Our identities, and therefore our desires, are profoundly affected by our cultural, social, and political contexts. To be free thus necessitates participating in the formation of the communicational contexts that affects and form us all. Freedom requires not only the freedom of expression cherished by classical liberals, but a certain freedom of connection – the power to shape the contexts in which this free expression happens. The freedom of choice advocated by classical liberals and their twentieth century followers confuses the fruit of freedom, the will, with its root. Likewise, those social liberals and socialists who emphasize economic independence while ignoring the other complex dimensions and processes involved in the creation of a free personality seem to be missing a significant component of the reality of the process of freedom.

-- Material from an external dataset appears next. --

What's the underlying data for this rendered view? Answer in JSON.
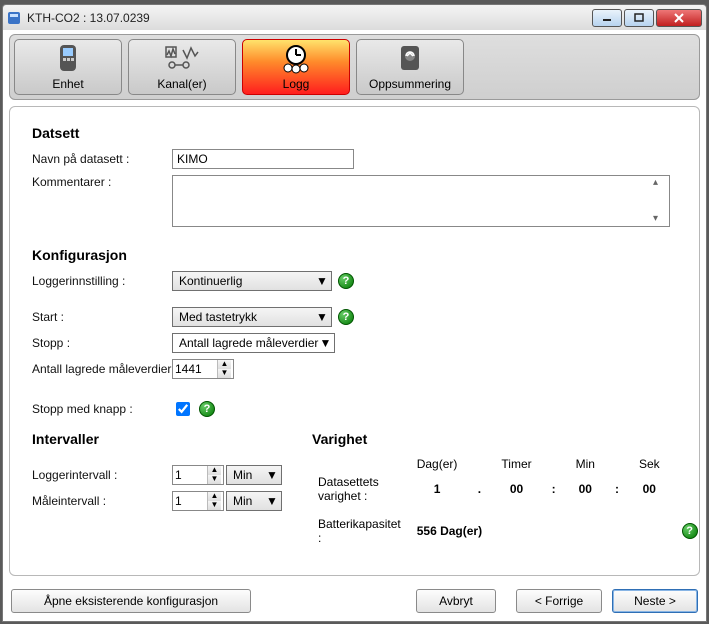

This conception of freedom, if we examine it closely, suggests that democracy is not just a matter of elections or of constitutional rights (though it undoubtedly includes those concerns). Nor is the issue that of how “big” government bureaucracy will be. More fundamentally, political freedom consists in individuals and communities having the power to mutually affect each other and form each other. Democracy, understood from this perspective becomes a way of life rather than a formal mode of government, one that has consequences not only for the way in which ownership of the media of mass communication is organized for instance (a frequent complaint of the Sanders campaign is that this ownership structure is creating a bias in its coverage of politics), but also for every aspect of our lives, from the workplace to the bedroom, its fundamental principle being “equality of participation.” The aim of a “politics of freedom” in this context would be neither decreased regulation of the economy or increased government intervention but the creation of increased opportunities for participation by all members of society in both economic and political decision-making, regardless of their wealth or income level. Beyond the public funding of elections, one might imagine this agenda including decreased mediation of the mechanisms of political representation. Currently, for instance, the average ratio of representatives to represented in the US House of Representatives is something like 1: 290,000, making it extremely difficult for any but the most powerful interests to gain a hearing, regardless of the way elections are funded. And yet, there seem to be few technical impediments to cutting that ratio in half for instance. Any number of other reforms could be proposed that would enable greater citizen participation in the polity, from making congressional office-holders into recallable delegates in order to increase accountability, to instituting worker and consumer co-management councils in private corporations, legally entitled to raise concerns about the social and environmental consequences of business policies (corporations being legal entities to begin with, there seems to be little weight in the argument that this would be “undue government interference”).

Now, wouldn’t the transformation of everyday life from the standpoint of such a principle of “equality of participation” be the basis for a genuine “political revolution”?